人文学部
人文社会科学研究科

研究

第1回「姫路と忍び」(後期)

「姫路と忍び」要旨

宇那木隆司

 姫路は西国枢要の地であり豊臣・徳川二重政権時代の緊張下に姫路城主池田輝政は59人の「伊賀者」(伊賀の忍び)を召し抱えていた(慶長18年池田家分限帳)。

 元和偃武後、徳川譜代で初めて姫路城主となった本多家時代(1617-38)の忍びは確認できないが、緊張覚めやらない西国枢要地姫路で譜代筆頭クラスの本多家が伊賀の忍びを使ったことは十分推測できる。第2次本多時代(1682-1704)になると江戸に「忍組」、国許に「忍同心」20人の配備があるが「忍同心」の任務は姫路城外山下(そとさんげ)と外堀の巡回とされ平時体制下で忍びの職務に変容がみられる(姫路市史10姫路時代町奉行役所日記ぬき書)。

 第2次結城松平家は姫路が「所柄」(枢要地)であるため同じ結城松平家の松江藩から遣わされた「忍の者」を召し抱え、彼らの祖先は豊臣・徳川二重政権時代の緊張下に出雲の堀尾家が召し抱えた伊賀の忍びであった。

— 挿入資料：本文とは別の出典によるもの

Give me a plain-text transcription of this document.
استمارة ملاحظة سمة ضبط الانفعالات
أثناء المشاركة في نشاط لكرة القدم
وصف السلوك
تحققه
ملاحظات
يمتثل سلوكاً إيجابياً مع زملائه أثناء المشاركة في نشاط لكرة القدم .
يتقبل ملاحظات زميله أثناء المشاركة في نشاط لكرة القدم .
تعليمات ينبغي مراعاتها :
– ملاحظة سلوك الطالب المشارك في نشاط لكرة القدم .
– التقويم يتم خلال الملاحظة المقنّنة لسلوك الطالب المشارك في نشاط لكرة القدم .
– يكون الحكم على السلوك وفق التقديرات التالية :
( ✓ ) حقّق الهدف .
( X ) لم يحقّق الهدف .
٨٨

寛延2年(1749)前橋から姫路に転封となった酒井家は大老・老中を輩出する譜代筆頭クラスだが、姫路入封にあたり、姫路が中国四国往還の繁華地で幕府役人の通行も頻繁、京・大坂・姫路には公儀隠目付(幕府の隠密)も来るため、些細なことも江戸表には大事に伝わりかねないとして藩主は家中に綱紀粛正を命じ幕府の目に神経をとがらせている(姫藩典制録)。

酒井家の家柄から忍びは伊賀の忍びを召し抱えていると推測されるが、酒井家の平時体制では番士などとして配備、武備(軍制)においては旗本備えに「忍之者」として配備される(姫陽秘鑑)。酒井家において「忍の術」は山鹿流や甲州流軍学、槍術・弓術・手跡(書)・鷹匠等とともに「諸芸術」「芸事」に位置づけられ芸事奉行が置かれていた。芸事で召し抱えられた者に前橋藩酒井家5代忠挙の代に「忍術巧者」小野十郎兵衛が知られる(姫陽秘鑑)。

姫路転封をめぐる家中対立で刃傷沙汰まで発生した酒井家の姫路藩初代、忠恭(前橋藩9代)は「忍の術に使う薬」を家臣倉橋半四郎相手に藩主自ら製造したことが記され、幕府御家人の伊賀者で西の丸山里門番の倉地与左衛門を娘婿とする加藤三郎右衛門を「忍の術に達せし者」として召し抱えている(姫陽秘鑑)。